Também faz parte da tática para afastar atritos a defesa de que a fala de Lula configurou somente uma opinião pessoal, focada na dificuldade de cumprir a meta — previsão compartilhada por vários membros do governo. Interlocutores do presidente acrescentam que a discussão sobre o déficit zero entraria na pauta em breve, de um modo ou de outro. Isso porque o governo teme o impacto que a meta fiscal, tida internamente como apertada, causará sobre os gastos no ano que vem, em que haverá eleições municipais.

Pelas redes sociais, a presidente do PT, deputada federal Gleisi Hoffmann (PR), sustentou que Lula protegeu Haddad ao reconhecer que a meta não seria atingida. A parlamentar e o ministro já protagonizaram, no começo do governo, embates sobre medidas econômicas, como a cobrança de impostos sobre combustíveis.

Temor no mercado

Ao elaborar o arcabouço fiscal, a Fazenda prometeu zerar o déficit em 2024, mas com uma margem de tolerância de até 0,25% do PIB, para baixo ou para cima. Auxiliares de Costa já viam essa meta como muito estreita desde o início das discussões.

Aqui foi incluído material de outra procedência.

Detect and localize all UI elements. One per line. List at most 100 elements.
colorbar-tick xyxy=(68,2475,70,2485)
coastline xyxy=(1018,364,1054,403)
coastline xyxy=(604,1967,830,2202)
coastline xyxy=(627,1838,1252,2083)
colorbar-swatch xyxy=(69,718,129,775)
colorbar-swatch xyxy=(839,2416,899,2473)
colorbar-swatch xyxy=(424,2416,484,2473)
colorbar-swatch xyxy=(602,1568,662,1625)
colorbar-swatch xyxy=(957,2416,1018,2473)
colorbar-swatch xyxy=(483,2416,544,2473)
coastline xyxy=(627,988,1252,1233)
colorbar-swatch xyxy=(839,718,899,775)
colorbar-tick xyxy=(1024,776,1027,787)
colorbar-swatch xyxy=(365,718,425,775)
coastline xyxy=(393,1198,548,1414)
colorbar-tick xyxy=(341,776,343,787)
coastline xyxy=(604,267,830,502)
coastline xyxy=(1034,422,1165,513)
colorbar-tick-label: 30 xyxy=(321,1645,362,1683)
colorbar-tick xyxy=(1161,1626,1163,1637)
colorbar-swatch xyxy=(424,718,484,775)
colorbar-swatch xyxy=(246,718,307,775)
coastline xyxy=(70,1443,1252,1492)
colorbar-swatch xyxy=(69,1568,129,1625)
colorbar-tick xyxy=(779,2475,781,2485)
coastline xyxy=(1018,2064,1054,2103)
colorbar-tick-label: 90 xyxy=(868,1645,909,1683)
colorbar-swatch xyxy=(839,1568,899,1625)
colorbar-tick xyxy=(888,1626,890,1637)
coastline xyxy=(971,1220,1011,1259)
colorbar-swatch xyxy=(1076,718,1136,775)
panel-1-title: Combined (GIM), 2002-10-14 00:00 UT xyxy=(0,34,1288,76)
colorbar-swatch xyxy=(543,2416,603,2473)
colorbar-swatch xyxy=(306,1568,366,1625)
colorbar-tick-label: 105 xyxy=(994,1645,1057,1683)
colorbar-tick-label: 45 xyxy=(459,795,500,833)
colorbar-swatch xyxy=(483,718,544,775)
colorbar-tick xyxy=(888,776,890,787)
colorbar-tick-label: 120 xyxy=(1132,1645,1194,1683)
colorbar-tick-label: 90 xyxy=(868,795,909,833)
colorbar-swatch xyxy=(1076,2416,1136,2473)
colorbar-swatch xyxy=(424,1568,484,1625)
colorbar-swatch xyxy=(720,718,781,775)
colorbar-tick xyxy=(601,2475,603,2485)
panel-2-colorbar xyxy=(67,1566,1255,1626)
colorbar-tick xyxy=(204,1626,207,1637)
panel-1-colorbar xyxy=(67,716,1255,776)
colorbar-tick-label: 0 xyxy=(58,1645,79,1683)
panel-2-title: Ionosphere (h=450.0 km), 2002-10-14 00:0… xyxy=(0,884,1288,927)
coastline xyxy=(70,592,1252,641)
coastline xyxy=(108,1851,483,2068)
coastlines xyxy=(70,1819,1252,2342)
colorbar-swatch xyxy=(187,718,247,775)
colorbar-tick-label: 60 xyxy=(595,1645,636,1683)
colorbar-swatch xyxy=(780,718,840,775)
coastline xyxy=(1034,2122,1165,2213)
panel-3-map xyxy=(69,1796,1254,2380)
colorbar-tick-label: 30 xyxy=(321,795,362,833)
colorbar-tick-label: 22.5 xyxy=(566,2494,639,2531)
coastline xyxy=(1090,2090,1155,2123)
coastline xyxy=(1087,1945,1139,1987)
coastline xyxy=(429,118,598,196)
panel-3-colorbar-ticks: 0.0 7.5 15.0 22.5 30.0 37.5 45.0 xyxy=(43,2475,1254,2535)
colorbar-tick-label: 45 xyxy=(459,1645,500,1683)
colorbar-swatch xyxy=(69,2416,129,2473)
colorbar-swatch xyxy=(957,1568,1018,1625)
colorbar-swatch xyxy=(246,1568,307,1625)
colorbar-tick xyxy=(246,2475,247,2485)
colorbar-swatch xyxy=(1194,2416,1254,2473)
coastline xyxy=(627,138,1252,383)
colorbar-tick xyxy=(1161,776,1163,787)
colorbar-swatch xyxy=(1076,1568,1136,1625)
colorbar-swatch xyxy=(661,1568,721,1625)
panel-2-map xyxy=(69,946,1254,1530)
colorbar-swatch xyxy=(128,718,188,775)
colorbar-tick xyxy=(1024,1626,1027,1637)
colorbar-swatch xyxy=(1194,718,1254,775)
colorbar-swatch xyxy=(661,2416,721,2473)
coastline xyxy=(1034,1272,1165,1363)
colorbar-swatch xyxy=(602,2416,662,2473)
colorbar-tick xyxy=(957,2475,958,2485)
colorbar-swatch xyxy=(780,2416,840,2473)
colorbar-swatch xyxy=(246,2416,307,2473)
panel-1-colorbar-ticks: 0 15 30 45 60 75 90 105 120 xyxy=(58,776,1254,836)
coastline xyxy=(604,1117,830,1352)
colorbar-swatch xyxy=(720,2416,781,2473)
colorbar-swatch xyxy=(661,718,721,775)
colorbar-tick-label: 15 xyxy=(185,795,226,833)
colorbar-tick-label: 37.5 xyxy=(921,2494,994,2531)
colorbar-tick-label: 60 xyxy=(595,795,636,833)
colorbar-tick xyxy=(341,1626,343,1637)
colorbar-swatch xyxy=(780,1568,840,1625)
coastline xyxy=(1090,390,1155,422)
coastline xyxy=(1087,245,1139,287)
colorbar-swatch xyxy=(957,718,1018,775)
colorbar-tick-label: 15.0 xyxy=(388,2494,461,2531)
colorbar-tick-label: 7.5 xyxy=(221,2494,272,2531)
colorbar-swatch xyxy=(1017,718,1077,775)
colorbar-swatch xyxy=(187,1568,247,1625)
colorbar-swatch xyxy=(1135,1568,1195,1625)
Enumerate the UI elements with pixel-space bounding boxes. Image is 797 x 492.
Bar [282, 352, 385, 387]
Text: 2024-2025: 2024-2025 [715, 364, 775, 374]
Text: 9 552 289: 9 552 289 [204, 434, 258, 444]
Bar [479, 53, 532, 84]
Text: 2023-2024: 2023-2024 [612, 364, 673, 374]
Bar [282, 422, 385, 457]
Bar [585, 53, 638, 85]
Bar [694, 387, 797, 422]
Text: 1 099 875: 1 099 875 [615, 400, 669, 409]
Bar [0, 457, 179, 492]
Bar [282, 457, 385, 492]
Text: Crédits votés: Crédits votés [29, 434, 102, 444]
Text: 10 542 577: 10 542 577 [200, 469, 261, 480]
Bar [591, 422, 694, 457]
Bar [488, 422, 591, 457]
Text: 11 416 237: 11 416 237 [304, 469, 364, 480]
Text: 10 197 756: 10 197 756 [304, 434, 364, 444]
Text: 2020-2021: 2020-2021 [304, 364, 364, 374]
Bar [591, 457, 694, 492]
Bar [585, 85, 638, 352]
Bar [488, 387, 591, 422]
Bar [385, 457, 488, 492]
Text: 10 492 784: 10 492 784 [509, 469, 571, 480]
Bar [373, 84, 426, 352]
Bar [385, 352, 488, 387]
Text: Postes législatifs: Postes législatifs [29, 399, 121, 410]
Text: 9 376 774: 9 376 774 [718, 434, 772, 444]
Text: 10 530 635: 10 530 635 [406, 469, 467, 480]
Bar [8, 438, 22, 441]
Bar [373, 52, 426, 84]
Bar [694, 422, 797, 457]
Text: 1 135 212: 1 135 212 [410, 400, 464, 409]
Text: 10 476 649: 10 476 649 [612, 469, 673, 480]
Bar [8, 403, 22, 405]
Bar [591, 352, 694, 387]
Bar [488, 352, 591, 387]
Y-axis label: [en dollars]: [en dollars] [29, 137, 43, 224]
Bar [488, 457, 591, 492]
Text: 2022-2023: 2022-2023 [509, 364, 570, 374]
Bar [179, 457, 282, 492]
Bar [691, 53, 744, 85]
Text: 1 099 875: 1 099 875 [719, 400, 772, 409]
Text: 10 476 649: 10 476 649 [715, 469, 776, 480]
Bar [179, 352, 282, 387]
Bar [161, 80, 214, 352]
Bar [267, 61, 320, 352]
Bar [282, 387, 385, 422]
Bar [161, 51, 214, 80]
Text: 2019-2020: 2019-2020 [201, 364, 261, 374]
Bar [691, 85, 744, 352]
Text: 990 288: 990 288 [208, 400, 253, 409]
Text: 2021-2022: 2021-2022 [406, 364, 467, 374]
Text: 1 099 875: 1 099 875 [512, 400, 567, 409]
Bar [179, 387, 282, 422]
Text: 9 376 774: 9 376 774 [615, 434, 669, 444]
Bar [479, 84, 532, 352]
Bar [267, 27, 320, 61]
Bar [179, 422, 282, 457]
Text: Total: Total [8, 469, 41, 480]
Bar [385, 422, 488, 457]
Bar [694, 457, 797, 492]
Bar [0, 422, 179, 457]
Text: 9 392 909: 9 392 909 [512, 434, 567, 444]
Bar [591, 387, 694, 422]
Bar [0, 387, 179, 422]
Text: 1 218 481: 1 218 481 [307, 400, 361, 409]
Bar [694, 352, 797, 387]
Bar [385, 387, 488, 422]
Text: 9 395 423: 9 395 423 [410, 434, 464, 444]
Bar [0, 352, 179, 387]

Lula, no entanto, afirmou na sexta-feira que o governo não deve cumprir a meta fiscal zero no próximo ano, alinhando-se à visão do titular da Casa Civil e indo de encontro ao compromisso firmado pelo Ministério da Fazenda.

— Eu acho que muitas vezes (o mercado) é ganancioso demais e fica cobrando uma meta que ele sabe que não vai ser cumprida. Então, sei da disposição do Haddad, da minha disposição. O que eu quero dizer é que nós dificilmente chegaremos à meta zero — disse Lula, acrescentando que irá mirar a parte inferior da meta fiscal e que pretende fazer de tudo para cumprir a regra.

O resultado das contas públicas é o balanço de receitas e despesas do governo, sem considerar o pagamento de juros. Para 2024, enquanto a equipe econômica quer zerar esse saldo negativo, o mercado financeiro está projetando déficit próximo a 0,8% do PIB.

A fala de Lula gerou receio de investidores de que se abra caminho para uma alteração na meta em 2024. Isso impediria que o arcabouço fiscal acione, nos próximos anos, gatilhos de contenção de despesas previstos pelo texto aprovado em agosto no Congresso.